While the constitutionality of this legislation is immediately and rightfully being challenged in several jurisdictions, the very name assigned to this law indicates that religious fundamentalists have succeeded — for the time being — in defining the religious-moral framework within which the argument over reproductive rights for women in this country will take place.

I am sorry about this, and feel compelled to raise my voice — I refuse to cede the religious-moral high ground on this matter to the religious right. As a rabbi, I would point out that another religious approach to this issue is possible, and I believe this approach should be aired in the public square so that the religious-ethical framework within which this debate is carried on might be reset. After all, Judaism possesses religious-moral teachings that can be used to frame a different ethical assessment of this law.

To be sure, Jewish religious tradition surely accords the fetus status as potential life. However, Judaism does not regard the status attached to the fetus as potential life as morally equivalent to the condition enjoyed by the mother as actual life. To accord the fetus equal moral valence with that of the mother is from a Jewish standpoint a religious-moral error. Judaism countenances therapeutic abortion and the Mishnah — the most venerable code of Jewish law compiled in the first two centuries of the Common Era — states explicitly that “the life of the mother takes precedence over the life of the fetus.” As a result, rabbis throughout history have viewed abortion as morally required in instances where the health of the mother is in jeopardy.

The persons who fashioned the current law fail to affirm this position, and I fail to see why they should enjoy a moral monopoly on this issue.
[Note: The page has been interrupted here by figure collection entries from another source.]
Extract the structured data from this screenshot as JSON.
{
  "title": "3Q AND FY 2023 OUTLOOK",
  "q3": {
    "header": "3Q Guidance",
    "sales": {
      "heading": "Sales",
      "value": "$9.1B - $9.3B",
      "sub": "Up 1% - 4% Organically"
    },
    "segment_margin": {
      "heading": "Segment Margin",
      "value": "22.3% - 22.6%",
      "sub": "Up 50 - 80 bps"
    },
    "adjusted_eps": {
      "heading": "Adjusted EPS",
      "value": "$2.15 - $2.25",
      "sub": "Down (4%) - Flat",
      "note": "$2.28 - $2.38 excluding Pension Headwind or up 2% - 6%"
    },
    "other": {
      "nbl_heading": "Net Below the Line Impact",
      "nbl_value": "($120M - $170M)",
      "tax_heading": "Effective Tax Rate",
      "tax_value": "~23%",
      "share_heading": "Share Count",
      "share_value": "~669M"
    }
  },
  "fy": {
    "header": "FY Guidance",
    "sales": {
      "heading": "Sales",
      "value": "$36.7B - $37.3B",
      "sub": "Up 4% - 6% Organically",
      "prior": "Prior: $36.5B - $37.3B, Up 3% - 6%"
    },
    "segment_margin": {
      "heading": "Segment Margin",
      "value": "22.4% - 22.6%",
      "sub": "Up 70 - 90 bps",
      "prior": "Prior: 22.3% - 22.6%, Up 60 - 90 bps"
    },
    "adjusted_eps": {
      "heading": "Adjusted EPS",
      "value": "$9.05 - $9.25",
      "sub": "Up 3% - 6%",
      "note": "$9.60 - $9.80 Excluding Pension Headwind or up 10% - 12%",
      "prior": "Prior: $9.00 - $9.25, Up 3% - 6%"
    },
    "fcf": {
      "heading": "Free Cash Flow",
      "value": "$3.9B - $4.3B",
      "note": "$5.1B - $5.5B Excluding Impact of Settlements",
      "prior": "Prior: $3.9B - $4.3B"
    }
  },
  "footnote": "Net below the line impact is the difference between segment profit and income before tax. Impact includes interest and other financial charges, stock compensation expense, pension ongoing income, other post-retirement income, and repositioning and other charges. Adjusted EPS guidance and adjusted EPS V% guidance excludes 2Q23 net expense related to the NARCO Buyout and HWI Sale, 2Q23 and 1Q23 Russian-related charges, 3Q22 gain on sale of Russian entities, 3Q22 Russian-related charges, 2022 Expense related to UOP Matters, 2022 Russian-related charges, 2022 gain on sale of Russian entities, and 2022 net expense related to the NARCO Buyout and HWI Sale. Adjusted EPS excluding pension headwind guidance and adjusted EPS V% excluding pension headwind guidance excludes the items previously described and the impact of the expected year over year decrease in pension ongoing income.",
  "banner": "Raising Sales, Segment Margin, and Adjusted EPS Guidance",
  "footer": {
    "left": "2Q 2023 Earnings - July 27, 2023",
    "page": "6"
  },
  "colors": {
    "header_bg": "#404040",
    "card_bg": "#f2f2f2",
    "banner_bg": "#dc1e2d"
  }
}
Indeed, their refusal to attach any provision that would grant priority to the life of the mother over the being of the fetus even in instances where the life and health of the mother is at risk causes me as a person of faith to condemn the law as wrong from a moral as well as legal perspective. This failure to allow for exceptions even in cases where the life of the woman is endangered represents an unconscionable attack upon women and reveals the true intentions the framers of this law possess concerning women and reproductive rights in this country.

This law as it has been enacted unquestionably diminishes the inviolable status and worth that ought to be granted women as moral agents created in the image of God. Regardless of the outcomes of the challenges to this law in the courts, the parameters of our public debate regarding abortion ought to be reestablished.

Our evaluation of the current law ought to be informed by religious teachings affirming the full personhood of women. Only then can the degradation threatening the sanctity of life be avoided.

David Ellenson is president of Hebrew Union College-Jewish Institute of Religion.